Sadly, the trade finance gap for women in this region is not surprising. Just under half of working-age women in developing countries in Asia participate in the labor force, in contrast to 80% of men. Women are poorly represented in senior management across Asia and the Pacific, with some notable exceptions, including the People’s Republic of China.
It is no longer debated that getting more women into the paid workforce is good for economies. It improves diversity of thinking in the workplace which helps to bolster the bottom line. McKinsey’s groundbreaking study, The Power of Parity, shows that advancing women’s equality can add $12 trillion to global growth.
It’s incumbent that banks offer trade and supply chain finance to businesses to address this gap, so pronounced among women.
First and foremost, banks need a supportive legal environment to maximize the potential for technology to reduce the gender gap. Given that a significant proportion of businesses in Asia are run by women, the first step is to reduce barriers to access for all businesses. Until a basic legal and institutional framework is in place to govern digital trade and ecommerce, a significant proportion of both female and male-led business will remain outside the system. Moreover, a harmonized set of international digital trade standards and protocols, would ensure the different parts of the trade ecosystem – from exporters to warehouses and importers – are better integrated, boosting efficiency and lowering the barriers to access for businesses, including those run by women,
Secondly, to make information on individual small and medium-sized enterprises accessible the Legal Entity Identifier system should be adopted globally. Overseen by more than 70 financial regulators worldwide, this system verifies who is who and who owns what. This would help banks comply with “Know Your Customer” and anti-money laundering regulations that are designed to crack down on fraud and terror financing, but which often inadvertently erect barriers to a healthy flow of trade finance.
Another way to tackle the problem is to employ more women at banks in our region. By enhancing the number of women in banking, especially in senior positions, banks will become more understanding about the challenges faced by women entrepreneurs. And financing gaps will be closed as a result.
ADB’s Trade Finance Program is doing its part to address these issues. We have a network of over 200 bank relationships. Nineteen of our partner banks in 8 countries -- Bangladesh, Myanmar, Pakistan, Viet Nam, Kazakhstan, Mongolia, Samoa, and Uzbekistan -- participated in phase one of our Gender Initiative by offering their human resource policies for analysis. We had gender specialists analyze their policies to see how they could be enhanced to attract, retain and promote more women in banking.

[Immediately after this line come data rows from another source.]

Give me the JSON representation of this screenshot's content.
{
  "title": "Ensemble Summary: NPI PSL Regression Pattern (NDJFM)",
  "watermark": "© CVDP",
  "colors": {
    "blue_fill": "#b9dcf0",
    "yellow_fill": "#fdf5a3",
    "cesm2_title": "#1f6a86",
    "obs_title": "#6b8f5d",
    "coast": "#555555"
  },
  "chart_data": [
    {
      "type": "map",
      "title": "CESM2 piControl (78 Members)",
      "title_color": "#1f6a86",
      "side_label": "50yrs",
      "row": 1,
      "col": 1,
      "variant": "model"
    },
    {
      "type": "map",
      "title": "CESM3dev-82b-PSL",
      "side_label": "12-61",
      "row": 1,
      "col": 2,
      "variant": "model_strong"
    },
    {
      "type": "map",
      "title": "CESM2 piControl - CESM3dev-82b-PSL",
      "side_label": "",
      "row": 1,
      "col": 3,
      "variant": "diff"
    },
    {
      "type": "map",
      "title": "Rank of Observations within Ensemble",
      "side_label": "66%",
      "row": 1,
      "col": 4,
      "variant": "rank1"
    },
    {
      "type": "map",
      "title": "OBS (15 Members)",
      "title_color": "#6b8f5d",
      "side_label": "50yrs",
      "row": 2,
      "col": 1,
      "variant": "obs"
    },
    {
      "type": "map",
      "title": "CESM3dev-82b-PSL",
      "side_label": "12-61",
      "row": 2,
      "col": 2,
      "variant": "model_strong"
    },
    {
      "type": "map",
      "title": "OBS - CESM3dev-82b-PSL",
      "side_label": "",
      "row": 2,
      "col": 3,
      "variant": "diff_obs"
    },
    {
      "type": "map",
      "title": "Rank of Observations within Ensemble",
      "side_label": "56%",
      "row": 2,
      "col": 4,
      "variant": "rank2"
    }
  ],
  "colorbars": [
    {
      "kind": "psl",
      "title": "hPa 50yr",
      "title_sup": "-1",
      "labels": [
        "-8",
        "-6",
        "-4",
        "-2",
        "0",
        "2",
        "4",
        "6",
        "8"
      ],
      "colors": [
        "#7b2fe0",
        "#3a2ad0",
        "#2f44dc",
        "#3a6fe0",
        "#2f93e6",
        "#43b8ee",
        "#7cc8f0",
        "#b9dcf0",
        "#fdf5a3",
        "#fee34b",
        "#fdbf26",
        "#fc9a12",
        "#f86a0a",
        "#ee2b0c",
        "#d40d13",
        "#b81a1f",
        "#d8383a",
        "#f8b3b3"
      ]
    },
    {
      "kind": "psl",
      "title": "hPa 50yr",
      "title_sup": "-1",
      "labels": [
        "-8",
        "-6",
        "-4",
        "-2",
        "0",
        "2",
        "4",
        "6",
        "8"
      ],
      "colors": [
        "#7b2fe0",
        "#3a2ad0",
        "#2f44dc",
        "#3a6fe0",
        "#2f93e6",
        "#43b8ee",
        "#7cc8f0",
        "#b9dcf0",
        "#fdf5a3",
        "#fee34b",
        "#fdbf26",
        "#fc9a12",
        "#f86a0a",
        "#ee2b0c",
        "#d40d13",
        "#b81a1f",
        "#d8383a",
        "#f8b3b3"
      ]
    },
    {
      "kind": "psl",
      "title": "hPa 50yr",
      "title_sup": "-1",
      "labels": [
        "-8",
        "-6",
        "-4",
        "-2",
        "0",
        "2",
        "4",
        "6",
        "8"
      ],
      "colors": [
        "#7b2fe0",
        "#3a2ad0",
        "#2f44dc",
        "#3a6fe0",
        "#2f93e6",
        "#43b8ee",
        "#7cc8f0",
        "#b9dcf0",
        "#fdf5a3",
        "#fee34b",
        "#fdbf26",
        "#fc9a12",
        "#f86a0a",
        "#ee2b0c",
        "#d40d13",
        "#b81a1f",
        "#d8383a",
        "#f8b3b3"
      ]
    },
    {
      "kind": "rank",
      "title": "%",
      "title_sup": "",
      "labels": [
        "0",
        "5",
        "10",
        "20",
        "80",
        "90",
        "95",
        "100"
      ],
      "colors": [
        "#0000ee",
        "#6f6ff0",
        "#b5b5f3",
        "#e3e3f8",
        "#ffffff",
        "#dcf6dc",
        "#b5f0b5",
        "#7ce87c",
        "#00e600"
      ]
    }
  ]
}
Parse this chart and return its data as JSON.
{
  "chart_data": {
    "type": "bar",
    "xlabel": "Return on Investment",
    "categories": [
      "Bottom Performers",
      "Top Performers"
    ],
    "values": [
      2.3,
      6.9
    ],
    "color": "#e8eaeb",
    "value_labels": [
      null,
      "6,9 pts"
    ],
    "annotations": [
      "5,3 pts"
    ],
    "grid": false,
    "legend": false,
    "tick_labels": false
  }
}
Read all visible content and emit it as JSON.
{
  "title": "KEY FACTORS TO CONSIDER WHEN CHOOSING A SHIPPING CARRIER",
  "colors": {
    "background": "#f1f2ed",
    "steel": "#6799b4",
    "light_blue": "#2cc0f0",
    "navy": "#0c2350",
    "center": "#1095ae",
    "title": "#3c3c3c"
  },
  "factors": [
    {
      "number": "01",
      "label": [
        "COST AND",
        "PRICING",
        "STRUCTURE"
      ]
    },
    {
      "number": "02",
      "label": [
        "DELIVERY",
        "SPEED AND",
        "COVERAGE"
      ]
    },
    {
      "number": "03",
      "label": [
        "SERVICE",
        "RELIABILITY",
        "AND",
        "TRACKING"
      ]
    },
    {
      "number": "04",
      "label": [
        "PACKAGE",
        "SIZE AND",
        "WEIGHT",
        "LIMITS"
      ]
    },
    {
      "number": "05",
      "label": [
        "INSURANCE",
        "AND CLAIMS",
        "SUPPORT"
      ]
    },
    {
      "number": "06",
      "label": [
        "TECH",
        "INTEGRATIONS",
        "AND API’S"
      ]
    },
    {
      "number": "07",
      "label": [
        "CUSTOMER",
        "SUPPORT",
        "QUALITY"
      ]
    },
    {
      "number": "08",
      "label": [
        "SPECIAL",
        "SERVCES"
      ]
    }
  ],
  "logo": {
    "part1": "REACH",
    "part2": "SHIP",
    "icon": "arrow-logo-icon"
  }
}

Twenty-five recommendations emerged from this process and were implemented by 12 of the banks that participated. The second phase of the initiative will examine how the human resource policies at 19 more banks can be enhanced to attract, retain, and promote more women in banking. We will work with banks to implement the more challenging recommendations like establishing grievance procedures and remedies around gender issues in the workplace, and equal pay.
In the end, though, the most important success factor is workplace culture. If women and men are shy about taking leave or working flexible hours to look after family, for example, human resource policy changes won’t help much. And if conferences, panels and senior positions continue to be stacked with old guys like me, the signal is clear for women and we’ll all be the lesser for it.
Establishing a global superstructure of appropriate rules and regulations to improve access to trade finance is a key step in empowering women who run businesses. And banks staffed with more women will likely be willing to increase support to women owned businesses.
That’s the future, if we have the vision and determination to make it happen.